Deno: Request: alert, confirm, prompt, and their async counterpart

Created on 5 Mar 2020 · 6Comments · Source: denoland/deno

Rationale

The browser already provides window.alert, window.confirm, window.prompt. I think it would be nice if Deno supports them too.

Implementation

window.alert simply prints text to stdout and wait for user to press any key.
window.confirm asks a yes/no question, waits to for user to respond either "y", "yes", "n", or "no".
window.prompt asks user to enter a string.
All the above methods block event loop.
It would be nice to have their async counterpart as well. But they should belong to Deno namespace.

Source

KSXGitHub

👍10 👎2

Most helpful comment

My fear is that they could easily become vectors for a DOS attacks, so we would want to put them behind permission flags. They have been abused so much in browsers it lead to the notifications API. I would much rather see us implement the notifications API and move the permissions to the global namespace.

kitsonk on 22 Mar 2020

👍3

All 6 comments

Sounds reasonable...

ry on 5 Mar 2020

kitsonk on 22 Mar 2020

👍3

@kitsonk

My fear is that they could easily become vectors for a DOS attacks

What type of attacker you are talking about? I wouldn't allow my server to execute arbitrary code from the user so a malicious user shouldn't be able to call window.alert to block my server.

behind permission flags

I don't think this is necessary either. These window methods only block when stdin is interactive (waiting for user to type in input). If stdin is not interactive (such as pipeline), then these methods shouldn't block execution.

They have been abused so much in browsers it lead to the notifications API

I fail to see any negative in this. It is true that alert in the browser was annoying to the end-user, it is due to the browser's poor implementation of dialog box. But it has changed now, alert on one Chrome tag would no longer affect operation on the other tag.

I would much rather see us implement the notifications API

On Electron and deno_webview, this is a must-have. But Deno is CLI only, it does not aim to provide full-fledged web APIs.

KSXGitHub on 22 Mar 2020

What type of attacker you are talking about? I wouldn't allow my server to execute arbitrary code from the user so a malicious user shouldn't be able to call window.alert to block my server.

But someone calling window.confirm() would. The whole Deno security model is a trust no one model. You wouldn't allow someone to read read from the file system, or connect to the network, but we flag those in Deno.

But Deno is CLI only, it does not aim to provide full-fledged web APIs.

Exactly. A good reason not to implement these.

The reason we implement any of the APIs for the web is to increase code portability. My opinion still is that if you are authoring isomoprhic code, you wouldn't be using these APIs in the browser, so why use them in the CLI?

If you don't like my opinion about them being "bad" APIs, take a look at the desire from those involved in the standards bodies who want to remove them from the web...

Home___Twitter

https://twitter.com/domenic/status/1242613521382334464?s=20

kitsonk on 25 Mar 2020

But someone calling window.confirm() would. The whole Deno security model is a trust no one model. You wouldn't allow someone to read read from the file system, or connect to the network, but we flag those in Deno.

We don't want to allow unknown code to read from the our filesystem because we concern about our own security, not security of our users.

I will try my best to guess your concern: You are worrying that a library that does not use window.confirm before, suddenly add it to their code, causing the server to suddenly stop to ask for input? There are thousands more way to cause similar DoS without ever using window.confirm/window.prompt, there is no security measure against that other than library user's responsibility.

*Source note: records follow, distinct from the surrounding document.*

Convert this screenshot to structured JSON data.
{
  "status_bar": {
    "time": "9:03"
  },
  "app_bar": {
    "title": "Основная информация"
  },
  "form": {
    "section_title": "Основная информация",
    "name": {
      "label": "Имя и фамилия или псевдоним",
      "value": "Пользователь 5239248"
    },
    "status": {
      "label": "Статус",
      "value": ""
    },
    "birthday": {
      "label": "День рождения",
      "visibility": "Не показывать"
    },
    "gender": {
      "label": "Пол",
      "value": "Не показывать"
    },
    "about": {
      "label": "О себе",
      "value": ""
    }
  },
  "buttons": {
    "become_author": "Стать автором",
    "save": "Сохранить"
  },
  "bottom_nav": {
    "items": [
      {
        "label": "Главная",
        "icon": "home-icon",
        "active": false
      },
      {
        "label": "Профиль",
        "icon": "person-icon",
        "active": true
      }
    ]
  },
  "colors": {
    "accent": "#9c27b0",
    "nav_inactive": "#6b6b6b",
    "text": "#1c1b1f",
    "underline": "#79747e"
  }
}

Anyway, if reading from stdin requires permission, then window.confirm should require permission as well.

If you don't like my opinion about them being "bad" APIs, take a look at the desire from those involved in the standards bodies who want to remove them from the web...

https://twitter.com/domenic/status/1242613521382334464?s=20

I don't know how serious should I take a Twitter post. If window.alert is so universally hated, why aren't there any deprecation notice yet? Not in Chrome console, nor in MDN. _{(And why does this issue have 7 upvote emojis?)}

The reason we implement any of the APIs for the web is to increase code portability. My opinion still is that if you are authoring isomoprhic code, you wouldn't be using these APIs in the browser, so why use them in the CLI?

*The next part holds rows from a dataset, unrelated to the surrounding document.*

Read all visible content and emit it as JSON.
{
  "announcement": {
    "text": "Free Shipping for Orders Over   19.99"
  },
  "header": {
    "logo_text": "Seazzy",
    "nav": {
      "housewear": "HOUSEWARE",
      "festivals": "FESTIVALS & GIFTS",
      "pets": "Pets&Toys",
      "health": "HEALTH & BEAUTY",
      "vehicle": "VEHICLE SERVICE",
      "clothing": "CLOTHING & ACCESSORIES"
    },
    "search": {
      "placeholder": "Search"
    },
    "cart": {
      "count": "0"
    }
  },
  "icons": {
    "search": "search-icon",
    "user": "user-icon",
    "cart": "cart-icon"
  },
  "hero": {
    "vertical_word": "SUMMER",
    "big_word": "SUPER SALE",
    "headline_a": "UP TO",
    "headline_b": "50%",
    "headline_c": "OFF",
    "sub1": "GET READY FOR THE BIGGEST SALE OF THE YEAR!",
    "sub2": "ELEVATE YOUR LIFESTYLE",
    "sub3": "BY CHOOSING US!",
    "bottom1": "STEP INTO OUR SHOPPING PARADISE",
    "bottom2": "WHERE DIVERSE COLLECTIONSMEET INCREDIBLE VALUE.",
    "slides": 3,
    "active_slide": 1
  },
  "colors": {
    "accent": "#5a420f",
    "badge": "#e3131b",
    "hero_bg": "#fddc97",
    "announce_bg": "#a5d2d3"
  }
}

Currently, browser and Deno do not share any API for basic I/O: stdio does not exist in the browser and HTML does not exist in Deno. window.{alert,confirm,prompt} are the only things that both can ever share.

Furthermore, when new developers first learn JavaScript, there's a good chance that they will learn and use window.{alert,confirm,prompt} for basic IO because it is easy.

KSXGitHub on 25 Mar 2020

I think this kind of feature, especially prompt, is very useful for new learners to learn the very first interactive programs in console. This kind of feature is also necessary for Deno to be considered as a "batteries included" runtime. If it needs 3rd party libraries like x/ask or x/prompt for performing such simple input, is it really called "batteries included"?